A quelques mois des élections présidentielles et législatives il annonce des mini-augmentations (2 fois 0.6 %) qui n’empêcheront pas notre pouvoir d’achat de continuer à se dégrader. Il promet des augmentations plus substantielles pour 2017-2020 qu’il n’aura sans doute pas à tenir.

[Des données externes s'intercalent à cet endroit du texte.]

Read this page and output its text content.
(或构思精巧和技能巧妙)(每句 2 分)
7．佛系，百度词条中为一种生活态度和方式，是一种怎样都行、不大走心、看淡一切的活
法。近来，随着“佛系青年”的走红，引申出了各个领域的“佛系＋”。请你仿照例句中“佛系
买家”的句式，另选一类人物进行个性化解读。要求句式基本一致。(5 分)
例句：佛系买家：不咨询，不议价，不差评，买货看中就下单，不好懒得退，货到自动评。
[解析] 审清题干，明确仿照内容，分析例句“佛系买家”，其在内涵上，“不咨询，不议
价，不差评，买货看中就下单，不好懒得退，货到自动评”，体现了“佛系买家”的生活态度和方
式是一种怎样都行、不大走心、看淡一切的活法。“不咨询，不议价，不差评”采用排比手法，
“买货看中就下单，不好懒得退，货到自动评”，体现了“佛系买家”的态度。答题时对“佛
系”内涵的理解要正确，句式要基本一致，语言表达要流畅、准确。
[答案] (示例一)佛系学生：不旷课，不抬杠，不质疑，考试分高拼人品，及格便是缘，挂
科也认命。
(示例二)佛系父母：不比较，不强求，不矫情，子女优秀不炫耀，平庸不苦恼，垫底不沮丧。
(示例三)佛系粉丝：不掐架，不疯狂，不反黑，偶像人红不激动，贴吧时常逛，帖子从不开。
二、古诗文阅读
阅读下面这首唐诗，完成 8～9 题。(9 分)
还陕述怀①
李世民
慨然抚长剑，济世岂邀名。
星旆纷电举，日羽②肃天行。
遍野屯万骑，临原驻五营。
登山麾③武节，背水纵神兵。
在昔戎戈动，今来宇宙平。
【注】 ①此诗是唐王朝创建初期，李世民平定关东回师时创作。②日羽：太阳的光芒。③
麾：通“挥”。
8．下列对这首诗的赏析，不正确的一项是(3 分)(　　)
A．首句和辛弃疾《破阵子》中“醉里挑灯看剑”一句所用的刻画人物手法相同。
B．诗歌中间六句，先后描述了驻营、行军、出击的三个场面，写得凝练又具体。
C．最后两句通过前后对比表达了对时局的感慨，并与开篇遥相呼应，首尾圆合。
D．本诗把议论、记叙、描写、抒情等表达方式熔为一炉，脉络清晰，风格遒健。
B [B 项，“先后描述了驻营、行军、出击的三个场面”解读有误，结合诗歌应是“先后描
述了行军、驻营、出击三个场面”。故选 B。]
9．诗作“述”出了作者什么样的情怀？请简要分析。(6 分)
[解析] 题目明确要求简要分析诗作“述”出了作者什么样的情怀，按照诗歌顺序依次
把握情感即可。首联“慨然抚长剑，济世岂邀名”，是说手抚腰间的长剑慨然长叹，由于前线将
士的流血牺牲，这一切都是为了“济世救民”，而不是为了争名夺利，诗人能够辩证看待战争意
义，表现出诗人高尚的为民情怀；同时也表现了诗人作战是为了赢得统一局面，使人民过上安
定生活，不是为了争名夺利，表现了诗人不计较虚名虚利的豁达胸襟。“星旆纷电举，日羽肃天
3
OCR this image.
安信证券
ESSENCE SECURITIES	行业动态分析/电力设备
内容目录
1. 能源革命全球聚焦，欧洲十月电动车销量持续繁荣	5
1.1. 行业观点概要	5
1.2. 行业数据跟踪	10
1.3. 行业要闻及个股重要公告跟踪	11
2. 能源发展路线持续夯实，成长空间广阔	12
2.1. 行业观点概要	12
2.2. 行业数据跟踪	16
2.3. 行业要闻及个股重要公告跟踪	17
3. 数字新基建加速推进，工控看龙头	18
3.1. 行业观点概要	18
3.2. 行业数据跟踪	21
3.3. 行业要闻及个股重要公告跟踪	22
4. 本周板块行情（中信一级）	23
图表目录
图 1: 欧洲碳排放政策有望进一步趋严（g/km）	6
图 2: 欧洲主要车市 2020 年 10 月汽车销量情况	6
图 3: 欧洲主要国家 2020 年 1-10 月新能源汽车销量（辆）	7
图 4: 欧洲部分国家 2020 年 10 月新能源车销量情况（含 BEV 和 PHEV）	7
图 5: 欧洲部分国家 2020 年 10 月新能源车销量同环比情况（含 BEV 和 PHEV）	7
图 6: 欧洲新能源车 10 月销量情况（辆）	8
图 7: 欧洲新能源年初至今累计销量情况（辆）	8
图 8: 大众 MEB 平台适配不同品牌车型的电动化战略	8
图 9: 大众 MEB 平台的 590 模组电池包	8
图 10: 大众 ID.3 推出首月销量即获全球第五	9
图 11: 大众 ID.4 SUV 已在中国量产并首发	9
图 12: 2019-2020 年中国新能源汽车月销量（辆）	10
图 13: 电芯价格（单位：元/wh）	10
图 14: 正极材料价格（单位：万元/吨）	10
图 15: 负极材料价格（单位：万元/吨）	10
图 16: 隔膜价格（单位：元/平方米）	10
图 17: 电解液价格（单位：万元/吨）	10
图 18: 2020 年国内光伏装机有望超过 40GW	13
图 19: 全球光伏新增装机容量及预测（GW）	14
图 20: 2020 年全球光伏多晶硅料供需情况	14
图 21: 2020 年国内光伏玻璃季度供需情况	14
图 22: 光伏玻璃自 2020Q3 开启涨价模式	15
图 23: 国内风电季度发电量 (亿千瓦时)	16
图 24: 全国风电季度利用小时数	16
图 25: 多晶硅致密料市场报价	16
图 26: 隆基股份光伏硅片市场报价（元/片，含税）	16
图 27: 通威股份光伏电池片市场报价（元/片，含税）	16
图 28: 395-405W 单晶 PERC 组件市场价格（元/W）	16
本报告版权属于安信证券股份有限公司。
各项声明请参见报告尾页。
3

Plus grave, en échange, il modifiera en profondeur l’évaluation des enseignants en introduisant un système par compétences qui nous semble constituer une dérive managériale inquiétante. Certaines de ces compétences seront en effet directement renseignées par le chef d’établissement, comme « coopérer au sein d’une équipe », dont on voit qu’elle peut servir à faire rentrer dans le rang un enseignant montrant trop d’indépendance par rapport à sa hiérarchie. De même, l’évaluation de la compétence « coopérer avec les parents d’élèves » pose problème, puisqu’elle confirme une certaine logique de clientélisme des familles que nous voyons déjà à l’œuvre. Et que penser de la compétence « agir selon des principes éthiques » ? Ainsi ce système d’évaluation relègue l’enseignement au second plan au profit d’un cadre idéologique et donne, pour la première fois, un large pouvoir pédagogique aux chefs d’établissement, remettant en cause notre liberté pédagogique.

Toujours aussi inquiétant, le texte prévoit un « dialogue régulier avec le chef d’établissement », dont les modalités ne sont pas précisées davantage. Or jusqu’à présent le SNES a toujours été opposé - et à juste raison - aux entretiens professionnels menés par le chef d’établissement…

Pour le moment, cette évaluation aura peut-être un impact limité sur les carrières. Mais une fois cet outil créé, il pourra ensuite être utilisé à des fins nettement plus coercitives.

Nous pensons donc que ce système va favoriser l’arbitraire et encouragera la soumission aux directives de la hiérarchie c’est pourquoi nous demandons à notre syndicat le Snes de se prononcer publiquement contre cette réforme de l’évaluation et à ses militants de s’y opposer résolument.